Em Mongo, tudo era movido pelas poderosas fontes de energia que mantinham o planeta vagando no céu, um planeta que não era redondo como o nosso, em feitio de globo, mas como um imenso disco que boiava no espaço, sustentado por imensos feixes de luz. Havia palácios, castelos, rodovias e aerovias, jardins verdadeiramente suspensos não de uma Babilônia ultrapassada, mas de uma cidade que ainda deveria existir no futuro.

Flash Gordon e sua noiva, Dale Arden, cujas coxas só seriam superadas pelas de Cid Charisse nos musicais da Metro dos anos 50, tantas fizeram que acabaram como habitantes honorários de Mongo. E, numa das histórias que mais me impressionaram, ele salvou a fantástica cidade espacial da destruição. Bandidos, que os há não apenas na Linha Amarela mas em toda a parte, tramaram contra o imperador de Mongo e sabotaram as usinas que geravam a energia que sustentava o planeta no espaço. E tudo começou a desmoronar, palácios e castelos, vias e aerovias. Com a gradativa diminuição das colunas de luz, tudo se quebrava num terremoto absurdo, pois lá não havia terra que justificasse um moto da terra, não havia um chão físico como o nosso, tudo era produzido pela força de fantásticas usinas movidas por átomos até hoje inexistentes. ( Diga-se de passagem que muitas das bolações de Alex Raymond, tal como as de Júlio Verne, mais tarde se tornariam possíveis e banais).

Assim de momento, não lembro como Flash Gordon conseguiu evitar a catástrofe. No fundo, suas aventuras tinham a mesma estrutura das de todos os heróis da ficção, do Hércules mitológico ao nosso Renato Aragão de hoje. Francamente, sua façanha nunca me interessou, mas guardei para sempre aquele planeta se desmanchando no espaço, por falta de energia elétrica ou nuclear -não importa.

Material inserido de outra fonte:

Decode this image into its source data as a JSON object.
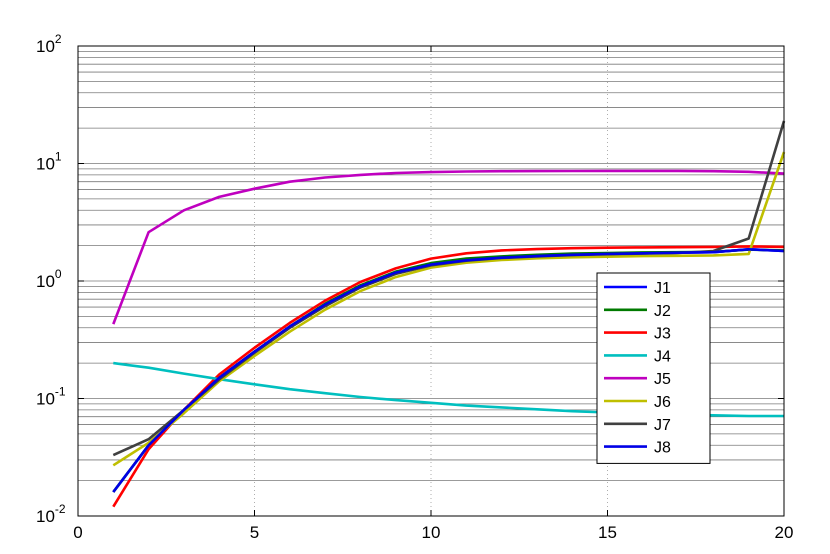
{
  "chart_data": {
    "type": "line",
    "title": "",
    "xlabel": "",
    "ylabel": "",
    "xlim": [
      0,
      20
    ],
    "ylim": [
      0.01,
      100
    ],
    "yscale": "log",
    "grid": true,
    "legend_position": "right",
    "x_ticks": [
      {
        "value": 0,
        "label": "0"
      },
      {
        "value": 5,
        "label": "5"
      },
      {
        "value": 10,
        "label": "10"
      },
      {
        "value": 15,
        "label": "15"
      },
      {
        "value": 20,
        "label": "20"
      }
    ],
    "y_ticks": [
      {
        "value": 0.01,
        "base": "10",
        "exp": "-2"
      },
      {
        "value": 0.1,
        "base": "10",
        "exp": "-1"
      },
      {
        "value": 1,
        "base": "10",
        "exp": "0"
      },
      {
        "value": 10,
        "base": "10",
        "exp": "1"
      },
      {
        "value": 100,
        "base": "10",
        "exp": "2"
      }
    ],
    "x": [
      1,
      2,
      3,
      4,
      5,
      6,
      7,
      8,
      9,
      10,
      11,
      12,
      13,
      14,
      15,
      16,
      17,
      18,
      19,
      20
    ],
    "series": [
      {
        "name": "J1",
        "color": "#0000ff",
        "values": [
          0.016,
          0.04,
          0.08,
          0.15,
          0.25,
          0.41,
          0.63,
          0.9,
          1.18,
          1.38,
          1.5,
          1.58,
          1.63,
          1.67,
          1.7,
          1.72,
          1.74,
          1.76,
          1.86,
          1.8
        ]
      },
      {
        "name": "J2",
        "color": "#007a00",
        "values": [
          0.016,
          0.04,
          0.08,
          0.15,
          0.25,
          0.41,
          0.64,
          0.92,
          1.2,
          1.42,
          1.55,
          1.62,
          1.67,
          1.71,
          1.73,
          1.75,
          1.76,
          1.77,
          1.85,
          1.82
        ]
      },
      {
        "name": "J3",
        "color": "#ff0000",
        "values": [
          0.012,
          0.037,
          0.08,
          0.16,
          0.27,
          0.44,
          0.68,
          0.98,
          1.28,
          1.55,
          1.72,
          1.82,
          1.87,
          1.9,
          1.92,
          1.93,
          1.94,
          1.95,
          1.97,
          1.95
        ]
      },
      {
        "name": "J4",
        "color": "#00bfbf",
        "values": [
          0.2,
          0.183,
          0.163,
          0.146,
          0.132,
          0.12,
          0.111,
          0.103,
          0.097,
          0.092,
          0.087,
          0.084,
          0.081,
          0.078,
          0.076,
          0.074,
          0.073,
          0.072,
          0.071,
          0.071
        ]
      },
      {
        "name": "J5",
        "color": "#bf00bf",
        "values": [
          0.43,
          2.6,
          4.0,
          5.2,
          6.1,
          7.0,
          7.6,
          8.0,
          8.3,
          8.45,
          8.55,
          8.6,
          8.62,
          8.64,
          8.65,
          8.65,
          8.65,
          8.6,
          8.5,
          8.2
        ]
      },
      {
        "name": "J6",
        "color": "#bfbf00",
        "values": [
          0.027,
          0.042,
          0.075,
          0.14,
          0.23,
          0.37,
          0.57,
          0.82,
          1.08,
          1.3,
          1.43,
          1.51,
          1.56,
          1.59,
          1.61,
          1.63,
          1.64,
          1.65,
          1.7,
          12.5
        ]
      },
      {
        "name": "J7",
        "color": "#404040",
        "values": [
          0.033,
          0.045,
          0.08,
          0.145,
          0.245,
          0.4,
          0.61,
          0.88,
          1.15,
          1.36,
          1.49,
          1.57,
          1.62,
          1.66,
          1.69,
          1.71,
          1.73,
          1.8,
          2.3,
          23
        ]
      },
      {
        "name": "J8",
        "color": "#0000e6",
        "values": [
          0.016,
          0.04,
          0.08,
          0.15,
          0.25,
          0.41,
          0.63,
          0.9,
          1.18,
          1.38,
          1.5,
          1.58,
          1.63,
          1.67,
          1.7,
          1.72,
          1.74,
          1.76,
          1.86,
          1.8
        ]
      }
    ]
  }
}
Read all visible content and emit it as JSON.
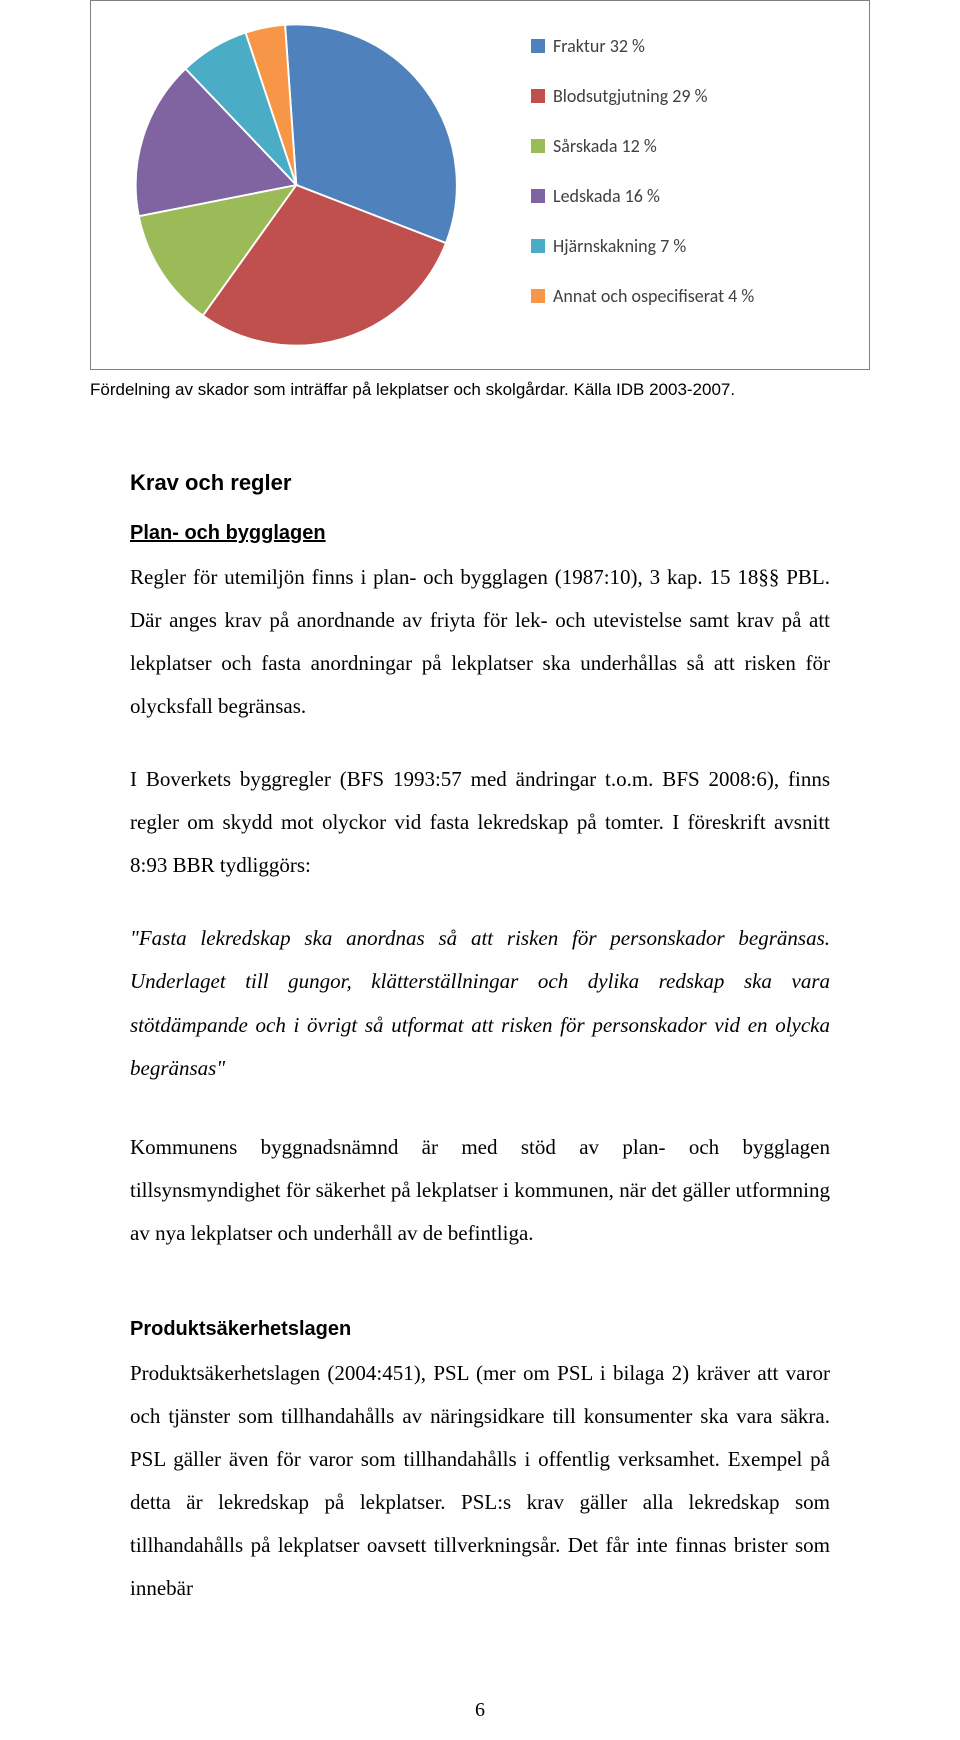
{
  "chart": {
    "type": "pie",
    "background_color": "#ffffff",
    "border_color": "#808080",
    "slices": [
      {
        "label": "Fraktur 32 %",
        "value": 32,
        "color": "#4f81bd"
      },
      {
        "label": "Blodsutgjutning 29 %",
        "value": 29,
        "color": "#c0504d"
      },
      {
        "label": "Sårskada 12 %",
        "value": 12,
        "color": "#9bbb59"
      },
      {
        "label": "Ledskada 16 %",
        "value": 16,
        "color": "#8064a2"
      },
      {
        "label": "Hjärnskakning 7 %",
        "value": 7,
        "color": "#4bacc6"
      },
      {
        "label": "Annat och ospecifiserat 4 %",
        "value": 4,
        "color": "#f79646"
      }
    ],
    "legend_font_family": "Calibri",
    "legend_font_size": 18,
    "legend_color": "#404040",
    "start_angle_deg": -94
  },
  "caption": "Fördelning av skador som inträffar på lekplatser och skolgårdar. Källa IDB 2003-2007.",
  "section1_title": "Krav och regler",
  "section1_sub": "Plan- och bygglagen",
  "p1": "Regler för utemiljön finns i plan- och bygglagen (1987:10), 3 kap. 15 18§§ PBL. Där anges krav på anordnande av friyta för lek- och utevistelse samt krav på att lekplatser och fasta anordningar på lekplatser ska underhållas så att risken för olycksfall begränsas.",
  "p2": "I Boverkets byggregler (BFS 1993:57 med ändringar t.o.m. BFS 2008:6), finns regler om skydd mot olyckor vid fasta lekredskap på tomter. I föreskrift avsnitt 8:93 BBR tydliggörs:",
  "quote1": "\"Fasta lekredskap ska anordnas så att risken för personskador begränsas. Underlaget till gungor, klätterställningar och dylika redskap ska vara stötdämpande och i övrigt så utformat att risken för personskador vid en olycka begränsas\"",
  "p3": "Kommunens byggnadsnämnd är med stöd av plan- och bygglagen tillsynsmyndighet för säkerhet på lekplatser i kommunen, när det gäller utformning av nya lekplatser och underhåll av de befintliga.",
  "section2_sub": "Produktsäkerhetslagen",
  "p4": "Produktsäkerhetslagen (2004:451), PSL (mer om PSL i bilaga 2) kräver att varor och tjänster som tillhandahålls av näringsidkare till konsumenter ska vara säkra. PSL gäller även för varor som tillhandahålls i offentlig verksamhet. Exempel på detta är lekredskap på lekplatser. PSL:s krav gäller alla lekredskap som tillhandahålls på lekplatser oavsett tillverkningsår. Det får inte finnas brister som innebär",
  "page_number": "6"
}
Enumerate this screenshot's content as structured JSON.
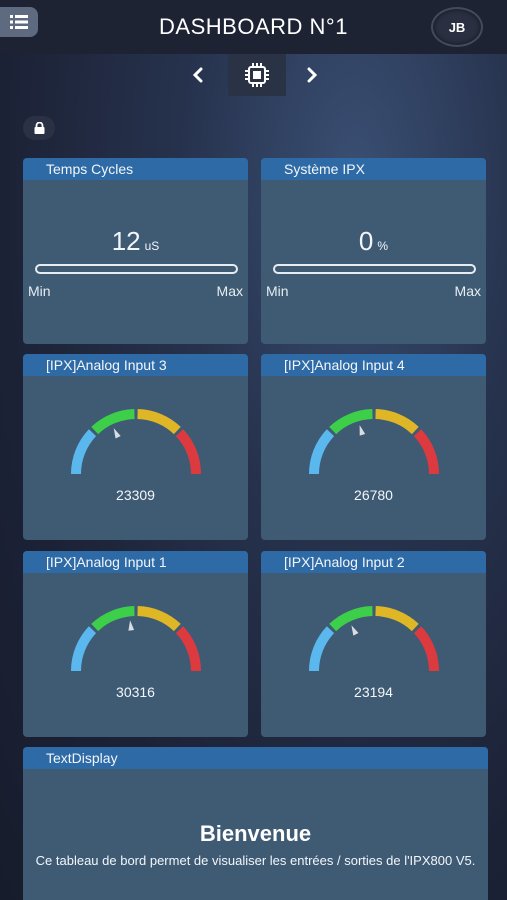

Entre Salamanca, Mongo e Nova York, tudo dá na mesma. Um fusível queimado no lugar adequado, por ação criminosa, fadiga de material, erro humano ou sobrecarga nas linhas de transmissão, pode gerar apagões iguais ou piores. E todos ficarmos realmente às escuras.

Até que venha o apagão definitivo que nos espera, aquele que minha mãe temia e me ensinou a temer, os três dias de trevas que anunciarão o fim de tudo e de todos, vivos e mortos. E contra o qual nem mesmo Flash Gordon e Dale Arden, com suas esplêndidas coxas, poderão nos salvar.